Earlier this month, the ABA’s Standing Committee on Ethics and Professional Responsibility issued Formal Opinion 477, addressing attorneys’ obligation to safeguard client information when using email and electronic communications. It’s the first time the ABA has addressed lawyer-client email since 1999. To put that in context, back in ‘99, Y2K was one of the biggest technological concerns, AOL was still spamming your (snail) mailboxes with endless CDs, and Google was still in beta.
Eighteen years later, an update on the ethical implications of email was long overdue. But the ABA’s latest ethics opinion gives us a bit more than just that. It’s a strong, and much needed, reminder of the importance of protecting all confidential client information, not just that in electronic communications.
In the new opinion, the ABA ethics committee concludes that, in the appropriate circumstances, “a lawyer may be required to take special security precautions to protect against the inadvertent or unauthorized disclosure of client information when required by an agreement with the client or by law, or when the nature of the information requires a higher degree of security.”
That’s a significant switch from the guidance the ABA issued in 1999. There, the ethics committee found that “due to the reasonable expectations of privacy available to email communications at the time, unencrypted email posed no greater risk of interception or disclosure than other non-electronic forms of communication.”
That was then. Today, with law firm data breaches becoming more common, devices proliferating, and more secure forms of communication available, attorneys will need to consider using “particularly strong protective measures” such as encryption or even non-electronic forms of communication when handling sensitive information.
What measures might be appropriate depends on what “reasonable efforts” are required to prevent inadvertent disclosure or unauthorized access, given the specific situation at hand. The opinion lists five nonexclusive factors that attorneys should consider when making such a determination:
Further, attorneys may need to discuss those safeguards with their clients and, in some circumstances, obtain a client’s informed consent.
If you haven’t been paying attention to security measures around you electronic communications, then, now’s the time to start reevaluating them.

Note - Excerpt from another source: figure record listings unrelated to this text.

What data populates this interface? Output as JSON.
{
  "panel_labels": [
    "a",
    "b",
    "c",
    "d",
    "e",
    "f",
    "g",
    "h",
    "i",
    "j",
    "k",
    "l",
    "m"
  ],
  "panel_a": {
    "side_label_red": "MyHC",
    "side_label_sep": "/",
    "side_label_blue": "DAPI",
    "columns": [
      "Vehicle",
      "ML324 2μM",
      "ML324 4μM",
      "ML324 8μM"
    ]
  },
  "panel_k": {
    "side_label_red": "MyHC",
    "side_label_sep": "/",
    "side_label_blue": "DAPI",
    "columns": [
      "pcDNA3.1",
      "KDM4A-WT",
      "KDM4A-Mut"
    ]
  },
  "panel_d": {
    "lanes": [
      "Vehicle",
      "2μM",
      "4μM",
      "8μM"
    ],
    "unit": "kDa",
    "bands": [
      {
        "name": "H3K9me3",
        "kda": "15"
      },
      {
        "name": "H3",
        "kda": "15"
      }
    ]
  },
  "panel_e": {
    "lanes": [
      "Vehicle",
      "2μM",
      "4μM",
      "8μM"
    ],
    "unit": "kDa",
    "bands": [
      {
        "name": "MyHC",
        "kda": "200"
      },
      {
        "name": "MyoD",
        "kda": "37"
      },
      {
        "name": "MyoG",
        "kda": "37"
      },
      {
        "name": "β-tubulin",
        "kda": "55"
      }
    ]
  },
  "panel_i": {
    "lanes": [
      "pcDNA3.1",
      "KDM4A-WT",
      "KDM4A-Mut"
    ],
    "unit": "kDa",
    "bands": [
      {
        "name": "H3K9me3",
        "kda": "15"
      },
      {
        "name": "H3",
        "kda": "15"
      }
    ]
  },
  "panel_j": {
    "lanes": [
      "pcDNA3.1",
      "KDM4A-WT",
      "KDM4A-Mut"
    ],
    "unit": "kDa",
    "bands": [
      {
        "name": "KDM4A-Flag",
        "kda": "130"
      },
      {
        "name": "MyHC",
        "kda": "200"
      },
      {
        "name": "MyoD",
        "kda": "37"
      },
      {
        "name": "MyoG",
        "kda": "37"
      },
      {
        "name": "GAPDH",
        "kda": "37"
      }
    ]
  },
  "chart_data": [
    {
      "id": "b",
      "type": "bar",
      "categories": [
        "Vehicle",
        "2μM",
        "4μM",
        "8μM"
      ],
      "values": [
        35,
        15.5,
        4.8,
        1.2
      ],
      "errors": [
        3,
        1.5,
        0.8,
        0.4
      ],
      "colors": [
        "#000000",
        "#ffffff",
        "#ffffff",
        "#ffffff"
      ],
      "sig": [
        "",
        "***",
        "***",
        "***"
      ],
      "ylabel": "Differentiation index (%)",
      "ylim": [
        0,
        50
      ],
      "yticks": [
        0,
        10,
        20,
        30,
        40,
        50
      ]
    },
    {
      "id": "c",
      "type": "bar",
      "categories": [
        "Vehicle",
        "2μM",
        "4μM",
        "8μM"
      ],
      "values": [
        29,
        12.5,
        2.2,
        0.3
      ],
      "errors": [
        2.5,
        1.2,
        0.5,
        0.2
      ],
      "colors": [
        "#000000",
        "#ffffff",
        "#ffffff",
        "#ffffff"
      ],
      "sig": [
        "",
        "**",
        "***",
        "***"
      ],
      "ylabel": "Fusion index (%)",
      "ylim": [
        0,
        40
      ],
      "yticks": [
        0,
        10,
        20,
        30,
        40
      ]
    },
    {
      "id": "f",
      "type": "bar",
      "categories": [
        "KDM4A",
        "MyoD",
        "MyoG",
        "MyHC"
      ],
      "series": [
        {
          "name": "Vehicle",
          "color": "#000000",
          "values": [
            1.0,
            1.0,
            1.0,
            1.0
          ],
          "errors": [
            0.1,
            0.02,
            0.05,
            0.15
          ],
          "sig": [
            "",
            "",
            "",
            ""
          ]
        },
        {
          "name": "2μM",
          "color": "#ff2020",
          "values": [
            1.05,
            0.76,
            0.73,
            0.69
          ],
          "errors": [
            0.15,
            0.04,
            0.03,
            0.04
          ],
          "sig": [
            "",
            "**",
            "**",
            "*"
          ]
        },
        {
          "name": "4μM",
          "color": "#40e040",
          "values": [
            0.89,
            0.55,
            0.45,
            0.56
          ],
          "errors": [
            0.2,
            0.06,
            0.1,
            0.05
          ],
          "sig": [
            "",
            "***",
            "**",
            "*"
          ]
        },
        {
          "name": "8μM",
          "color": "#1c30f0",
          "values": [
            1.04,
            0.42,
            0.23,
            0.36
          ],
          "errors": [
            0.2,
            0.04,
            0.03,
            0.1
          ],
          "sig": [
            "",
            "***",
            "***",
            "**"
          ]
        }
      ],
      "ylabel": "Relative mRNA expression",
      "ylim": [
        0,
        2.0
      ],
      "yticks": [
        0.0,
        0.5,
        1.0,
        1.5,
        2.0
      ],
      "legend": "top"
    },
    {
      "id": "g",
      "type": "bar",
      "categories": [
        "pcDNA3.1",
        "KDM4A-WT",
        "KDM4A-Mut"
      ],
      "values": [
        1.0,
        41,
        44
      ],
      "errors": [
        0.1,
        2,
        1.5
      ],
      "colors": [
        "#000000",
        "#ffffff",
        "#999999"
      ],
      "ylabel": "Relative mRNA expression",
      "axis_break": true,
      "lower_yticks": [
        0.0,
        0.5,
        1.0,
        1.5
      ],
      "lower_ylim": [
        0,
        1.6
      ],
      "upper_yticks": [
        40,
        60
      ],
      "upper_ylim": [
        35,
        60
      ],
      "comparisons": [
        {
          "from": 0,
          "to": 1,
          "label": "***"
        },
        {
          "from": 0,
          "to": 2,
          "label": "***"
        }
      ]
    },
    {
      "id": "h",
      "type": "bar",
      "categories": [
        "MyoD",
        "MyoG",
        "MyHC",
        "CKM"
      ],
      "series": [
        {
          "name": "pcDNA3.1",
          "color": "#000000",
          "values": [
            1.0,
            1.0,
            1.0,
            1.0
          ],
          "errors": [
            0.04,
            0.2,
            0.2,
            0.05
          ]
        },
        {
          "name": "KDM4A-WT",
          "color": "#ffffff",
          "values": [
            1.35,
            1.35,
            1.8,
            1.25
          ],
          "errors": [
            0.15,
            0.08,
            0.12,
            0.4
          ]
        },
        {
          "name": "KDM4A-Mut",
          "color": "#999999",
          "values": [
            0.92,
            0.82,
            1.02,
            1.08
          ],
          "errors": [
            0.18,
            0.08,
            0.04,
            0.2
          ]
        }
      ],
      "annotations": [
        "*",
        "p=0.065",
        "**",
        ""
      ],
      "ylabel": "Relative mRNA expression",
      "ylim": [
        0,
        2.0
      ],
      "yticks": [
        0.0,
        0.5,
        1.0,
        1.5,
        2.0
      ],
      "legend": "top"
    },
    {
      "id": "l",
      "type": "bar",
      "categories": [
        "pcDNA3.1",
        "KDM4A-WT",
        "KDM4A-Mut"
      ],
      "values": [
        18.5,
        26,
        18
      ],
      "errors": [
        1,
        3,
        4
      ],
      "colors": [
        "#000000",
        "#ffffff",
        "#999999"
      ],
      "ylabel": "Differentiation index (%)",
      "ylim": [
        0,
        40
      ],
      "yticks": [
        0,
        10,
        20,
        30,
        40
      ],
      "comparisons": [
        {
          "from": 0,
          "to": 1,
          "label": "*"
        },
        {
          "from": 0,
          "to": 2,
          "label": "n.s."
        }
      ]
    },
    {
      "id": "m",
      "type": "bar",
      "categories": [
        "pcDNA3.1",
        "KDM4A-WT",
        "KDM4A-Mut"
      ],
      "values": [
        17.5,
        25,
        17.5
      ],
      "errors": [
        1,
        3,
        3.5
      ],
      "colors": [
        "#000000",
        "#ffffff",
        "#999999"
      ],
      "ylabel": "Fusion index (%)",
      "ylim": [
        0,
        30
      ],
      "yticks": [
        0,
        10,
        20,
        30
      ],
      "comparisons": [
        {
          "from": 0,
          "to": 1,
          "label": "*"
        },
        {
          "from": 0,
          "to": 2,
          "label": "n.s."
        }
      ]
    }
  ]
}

But the logic behind the new opinion isn't limited to email.
The opinion is based on the dual duties of confidentiality and competence. Model Rule 1.6 instructs that “a lawyer shall not reveal information relating to the representation of a client” and “shall make reasonable efforts to prevent the inadvertent or unauthorized disclosure of, or unauthorized access to,” such information. Comments to that rule further explain that such unauthorized access or disclosure does not violate the rule “if the lawyer has made reasonable efforts to prevent the access or disclosure.”
The opinion is also firmly rooted in attorneys’ duty to provide competent representation. Five years ago, that rule, Rule 1.1, was updated with new commentary making it clear that competent representation required lawyers to “keep abreast of changes in the law and its practice, including the benefits and risks associated with relevant technology”.
“At the intersection” of these duties, the Committee explains, “lawyers must exercise reasonable efforts when using technology in communication about client matters.”
If those duties, then, require attorneys to consider greater cybersecurity measures in their electronic communications, they could similarly require attorneys to institute stronger safeguards across the board -- wherever the integrity and confidentiality of client information might be implicated.
If a lawyer falls for a phishing scam because he isn’t technologically competent and thus exposes confidential client information, could that be an ethics violation? Possibly, if the attorney hasn’t taken reasonable steps to prevent such a breach.
Similarly, if a firm hasn’t taken steps to safeguard sensitive client data during the discovery process, that too could raise ethical questions. Take, for example, the two reasons law firms are targeted by hackers, according to the ABA:
(1) they obtain, store and use highly sensitive information about their clients while at times utilizing safeguards to shield that information that may be inferior to those deployed by the client, and (2) the information in their possession is more likely to be of interest to a hacker and likely less voluminous than that held by the client.
Such valuable client information is particularly concentrated during the discovery process, as parties create virtual treasure troves of information, from trade secrets to health data to sensitive IP, depending on the matter. In more archaic discovery systems, such information may be insufficiently protected and frequently in motion, creating multiple opportunities for breach.
For these reasons, eDiscovery is the “next frontier” for hackers. Indeed, eDiscovery data breaches are already happening, according to Lael D. Andara, patent litigation partner at Ropers Majeski Kohn & Bentley PC. “We just haven't necessarily identified the hacks.” Yet too few lawyers are considering what measures may be reasonably required to prevent such hacks.
So, while the scope of Formal Opinion 477 doesn’t extend to such cases, the principles underlying the ethic commission’s reasoning do. Attorneys should not just “constantly analyze how they communicate electronically about client matters,” but how they’re ensuring the security of client data throughout their practice.